UMUT

Ünlü bir fiolozof, matematikçi, Miletli Thales'e sormuşlar:

-Sana göre dünyada tek ve devamlı olan şey nedir, diye.

Thales yanıtlamış:

-Umut, zira bizi en son bırakan budur.

Hayatın her alanında, iyiliğe, sevgiye, güzelliğe duyulan, hissedilen, umut.

Eğer ki umut olmasaydı geleceğe dair; olumsuzlukların aşılıp, iyiliğin hakim olacağına, yeni güzellikler göreceğiz inancıyla, yaşamak mümkün olurmuydu  acaba ?

Thales'e, bu sorunun üzerine bir kez daha sormuşlar:

-Peki öyleyse en kolay olan şey nedir, diye.

Thales yanıtlamış:

-Başkalarına nasihat vermek.

En kolay şeydir gerçekten de, başkaları için sürekli nasihat rüzgarları estirmek.

"Alçal ki yükselebilesin" demiş Mevlana...

Alçalmasını bilen insan', 'yükselmesini' de elbette öğrenir çünkü.

Ve devam etmiş ardından:

"Yukarıdan enginlere akar da hani bir su, en aşağıya varınca yükselir ya (buharlaşıp)...

Ve yerin altına girmeyince bir buğday, başak olup yükseltemez ya başını" diye...

Ne kadar karamsar olursak olalım hayatla ilgili, hep bir yanımızda umut vardır.

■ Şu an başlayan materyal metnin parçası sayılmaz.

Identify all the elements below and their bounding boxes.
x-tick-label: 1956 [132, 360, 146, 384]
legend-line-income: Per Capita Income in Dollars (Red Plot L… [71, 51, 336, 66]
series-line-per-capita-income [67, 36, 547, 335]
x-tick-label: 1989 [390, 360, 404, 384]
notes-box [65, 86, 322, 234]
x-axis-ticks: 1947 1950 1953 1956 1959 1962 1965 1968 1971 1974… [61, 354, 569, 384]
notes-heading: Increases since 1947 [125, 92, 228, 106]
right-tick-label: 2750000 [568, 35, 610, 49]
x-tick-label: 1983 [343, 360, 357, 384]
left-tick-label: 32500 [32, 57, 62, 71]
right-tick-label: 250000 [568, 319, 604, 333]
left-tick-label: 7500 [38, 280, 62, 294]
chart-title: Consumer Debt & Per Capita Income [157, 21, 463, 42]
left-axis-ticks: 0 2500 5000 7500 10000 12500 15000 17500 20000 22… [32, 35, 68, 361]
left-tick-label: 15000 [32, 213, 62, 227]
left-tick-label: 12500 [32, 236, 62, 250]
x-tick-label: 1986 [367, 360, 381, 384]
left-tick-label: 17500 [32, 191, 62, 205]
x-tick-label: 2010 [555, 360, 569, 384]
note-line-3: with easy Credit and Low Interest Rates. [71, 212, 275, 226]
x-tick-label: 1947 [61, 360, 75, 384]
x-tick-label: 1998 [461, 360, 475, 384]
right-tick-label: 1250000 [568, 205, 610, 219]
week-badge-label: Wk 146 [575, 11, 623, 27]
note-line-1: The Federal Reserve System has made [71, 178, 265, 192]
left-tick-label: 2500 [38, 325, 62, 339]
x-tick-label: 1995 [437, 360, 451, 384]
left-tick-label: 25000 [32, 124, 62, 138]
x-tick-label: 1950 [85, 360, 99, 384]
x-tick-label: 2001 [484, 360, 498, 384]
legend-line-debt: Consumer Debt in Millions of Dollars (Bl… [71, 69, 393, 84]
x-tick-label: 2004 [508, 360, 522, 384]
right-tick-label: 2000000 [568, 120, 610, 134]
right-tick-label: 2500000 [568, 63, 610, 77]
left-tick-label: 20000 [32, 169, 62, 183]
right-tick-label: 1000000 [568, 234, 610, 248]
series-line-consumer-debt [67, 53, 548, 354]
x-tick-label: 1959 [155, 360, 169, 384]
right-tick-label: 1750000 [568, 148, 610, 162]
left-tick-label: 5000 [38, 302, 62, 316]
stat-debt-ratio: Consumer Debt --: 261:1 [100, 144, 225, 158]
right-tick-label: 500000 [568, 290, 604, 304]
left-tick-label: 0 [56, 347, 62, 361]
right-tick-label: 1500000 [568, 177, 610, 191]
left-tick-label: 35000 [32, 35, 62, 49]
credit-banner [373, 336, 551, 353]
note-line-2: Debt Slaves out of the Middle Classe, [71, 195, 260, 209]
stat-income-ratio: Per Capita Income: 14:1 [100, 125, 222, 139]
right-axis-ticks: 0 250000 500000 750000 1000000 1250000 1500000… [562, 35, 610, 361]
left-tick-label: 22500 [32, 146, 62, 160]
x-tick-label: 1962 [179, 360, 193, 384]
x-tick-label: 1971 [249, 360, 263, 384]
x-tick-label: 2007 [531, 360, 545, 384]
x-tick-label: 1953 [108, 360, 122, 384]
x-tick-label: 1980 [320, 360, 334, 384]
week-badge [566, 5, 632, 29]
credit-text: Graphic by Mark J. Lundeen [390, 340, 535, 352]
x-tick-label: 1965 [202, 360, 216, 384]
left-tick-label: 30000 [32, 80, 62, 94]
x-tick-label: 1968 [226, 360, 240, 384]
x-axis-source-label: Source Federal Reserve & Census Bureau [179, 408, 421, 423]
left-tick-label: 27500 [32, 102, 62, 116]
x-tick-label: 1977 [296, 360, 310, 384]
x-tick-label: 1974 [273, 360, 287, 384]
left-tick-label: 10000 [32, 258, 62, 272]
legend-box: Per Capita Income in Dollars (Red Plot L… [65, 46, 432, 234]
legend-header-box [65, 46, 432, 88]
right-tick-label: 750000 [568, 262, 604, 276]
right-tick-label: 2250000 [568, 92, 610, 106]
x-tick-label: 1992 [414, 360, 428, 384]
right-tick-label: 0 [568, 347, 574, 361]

Alman yazar Goethe de, belki de işte bu nedenle:

"Hayat dardır, doğru, ama umut da geniş!" demiş.

Türk şair ve yazar Cenap Şahabettin de şöyle der 'umut' hakkında:

"En geveze kuş umuttur. Kalbimizde hiç susmaz."

Umut etmek en güzel kahvaltı, ama kötü bir akşam yemeğidir" demiş, ünlü İngiliz devlet adamı ve filozof Francis Bacon.

Umut bazıları için geleceğe bakmak, bazıları için belirsizliğe karşı direniş, bazıları için de bir hayal uğruna mücadele edebilme gücüdür.

Nasıl hayal edebildiğimiz sürece yaşayabiliyorsak, umut edebildiğimiz sürece hayal edebiliriz. Hayal etmenin yakıtı gibi bir şey, umut. Mücadele ederken ya da sabredip beklerken hep güç veren ve iyi hissettiren duygu.

İnsan karşılaştığı veya karşılaşacağı bütün zorluklarla mücadele etmeyi becerebildiği zaman, metanetle katlanabildiği zaman, her şeyin üstesinden gelebiliyor.

Velhasıl ne olursa olsun,

Umudumuzu yitirmeyeceğiz, bazen içimizi saran kara kışlarda yeşeren ilkbahar gibi bizi kucaklayan umudumuzu, inancımızı, hiç yitirmeyeceğiz.

Deneyeceğiz!

Deneyeceğiz!

Bi daha deneyeceğiz!

Birkaç gün evvel bir dostumla bir mekanda otururken konsept gereği siparişle birlikte  masaya bırakılan 5x5 cm bir saman kağıdı üzerinde şu mısralar yazıyordu.

Bir gün anlarsın aslında her şeyin boş olduğunu.

Şerefin, faziletin, iyiliğin, güzelliğin,

Gün gelir de sesini bir kerecik duyabilmek için,

Vurursun başını soğuk taş duvarlara.

Büyür gitgide incinmişliğin, kırılmışlığın.

Duyarsın,

Ta derinden acısını, çaresiz kalmışlığın,

Bir gün anlarsın hayal kurmayı

Beklemeyi

Umut etmeyi!

Sevmek neymiş bir gün anlarsın…

Aslında Sevmek;

Biraz da umut etmek, hayal kurmaktır…

Bütün rağmenlerle başa çıkabilme iradesidir.

Nihayetinde doğan her çocuk bir umuttur. Varoluşun tomurcuklandığı andır. Bozgunda düş görmek, karanlıkta kıvılcıma sarılmaktır. Beklenmedik misafire açılan kapının adıdır bazen.

Oysa insan bütün yenilgileri tanır, yorgunlukları, düşüşleri ve dahi yılgınlıkları…

Umut bunlardan bağımsız değildir.

Umut o kapıdır… Ardı kıyamettir belki…

İnsan yaşanmışlardan edindiği tecrübe ve sabırla o kapının önünde bekler.

Ve kırıldığı yerden başlar hayat.

Umut inançtır, en güçlü ihtimaldir.

En olmayacak ihtimale dahi sımsıkı sarılmaktır.

İnsanın yol alabilmesi için yelkenine aldığı rüzgardır umut.

Hayatın yakıtıdır, yola devam etmektir.

“Ve aslında Umut, İnsanın kendisidir.”